Kota Factory looks into the lives of students who make Kota their home to study for IIT JEE and NEET examinationsKota Factory looks into the lives of students who make Kota their home to study for IIT JEE and NEET examinations


Kota Factory was created by video on demand and OTT streaming service TVF, in 2019, and initially was only available on YouTube. Following its stupendous reception in its second season, Netflix came on board. It tells the story of 16-year-old Vaibhav (Mayur More), who hails from Itarsi in Madhya Pradesh, and other students, who arrive in the city. The show also stars Jitendra Kumar as Jeetu Bhaiya, a well-intentioned teacher. It’s stark, real, with a relaxed pace that comes with being set in a small town, and reflects the Indian obsession and passion for the IIT dream in a candid, and endearing way.  

Kumar, who studied at Kota in 2006 himself, says that the internal brief he followed for his character was to not be like a teacher, but like the older brother at home, whom you seek out for advice. “The character sketch was quite detailed, and I added from my own experience. The teachers there have a certain manner about them. I wanted to be a bada bhai, like Jeetu,” he says. 

Raghav SubbuRaghav Subbu

The writer of the show, Abhishek Yadav, along with creators Arunabh Kumar and Saurabh Khanna of TVF, all went to IIT, and Subbu says that’s responsible for the tone of the show. “We didn’t even know it would become a show—it was supposed to be a comedy. But, the ground on which it stood had all the stories,” he says. 

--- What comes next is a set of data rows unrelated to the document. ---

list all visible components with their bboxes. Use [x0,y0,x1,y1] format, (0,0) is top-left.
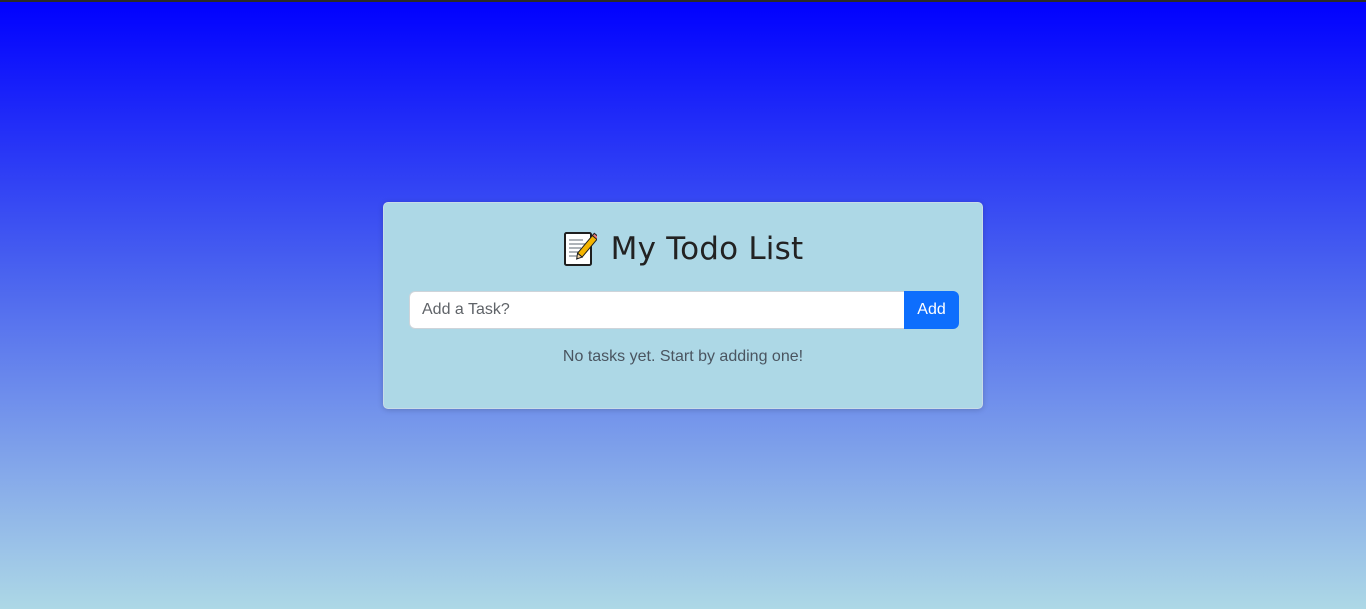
top-border [0,0,1366,2]
add-button[interactable]: Add [904,291,959,329]
add-task-form: Add [409,291,959,329]
title-row: My Todo List [384,227,982,271]
empty-state-message: No tasks yet. Start by adding one! [562,348,804,365]
memo-icon [563,231,597,267]
todo-card: My Todo List Add No tasks yet. Start by … [383,202,983,409]
page-title: My Todo List [610,231,804,267]
task-input[interactable] [409,291,904,329]
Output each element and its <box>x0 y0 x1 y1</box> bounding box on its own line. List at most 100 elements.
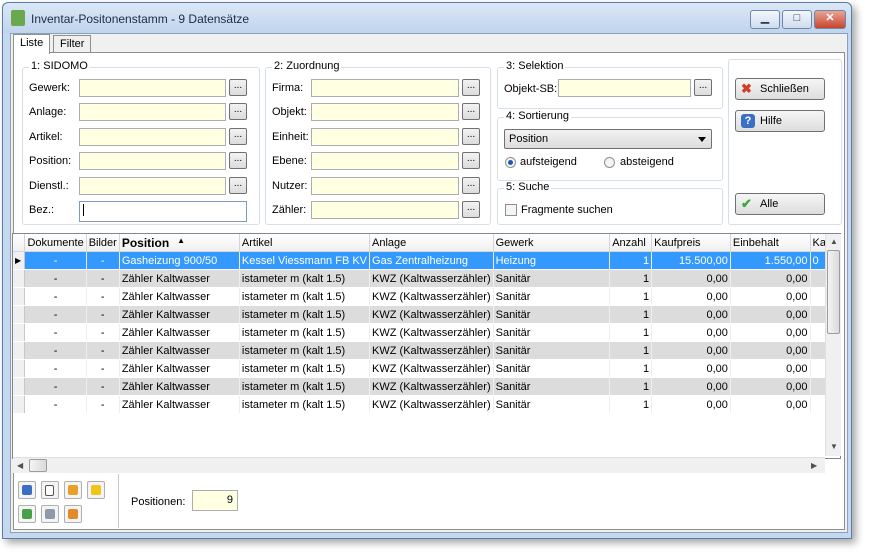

The team had to update themselves on the lives of teens now. Because even if the aspirations and vibe of the city has remained unchanged, the habits of the kids surely haven’t. “Instead of playing video games in cinema cafes, they were playing PUBG on their phones, and instead of eating the ’90s’ favourite patties, or the puff pastry, there is now a sub-culture of kachoris in the city. We had to update the whole experience of being in Kota,” adds Subbu, who says that he brought an “untouched” perspective to the show. “I have never been to an IIT, and I hate math. For me, it was all about recreating the world these children lived in.”

Its black-and-white world makes Kota Factory stand out in the Netflix world of glossy Korean shows, gory crime dramas and colour. “It’s a slow city—children come here and study. Like any small town, it has a relaxed vibe. That’s why the pacing of the show is slow. When we were on YouTube, it was almost like it had all the ingredients of a flop show—black-and-white, slow, and 40-minutes long. But it worked. It’s like Kota makes you embrace the monochrome life,” says Subbu.

Both Kumar and Subbu say that the show has made people more aware about what Kota is all about, and it’s not just about suicide. Kota has seen many student deaths year after year, owing to high pressure and fear of failure. According to the Kota district administration data in 2018, 58 students enrolled at private coaching centres in Kota committed suicide between 2013 and 2017. In 2017, there was a dip in suicides, which were down to seven compared to 17 in 2016 and 16 in 2015. There were over 20 deaths in 2019. “I think things are improving—kids are more open with their parents, and their expectations are more practical. But they are still very ambitious, and we wanted to highlight the good side as well,” says Subbu.  

For Kumar, the show’s success  and his own popularity points to why students need a good mentor. “It’s hard to find a person who can be honest with you, encourage you, but not show you false dreams. We lack good role models. The show in a way says it’s possible to find one.”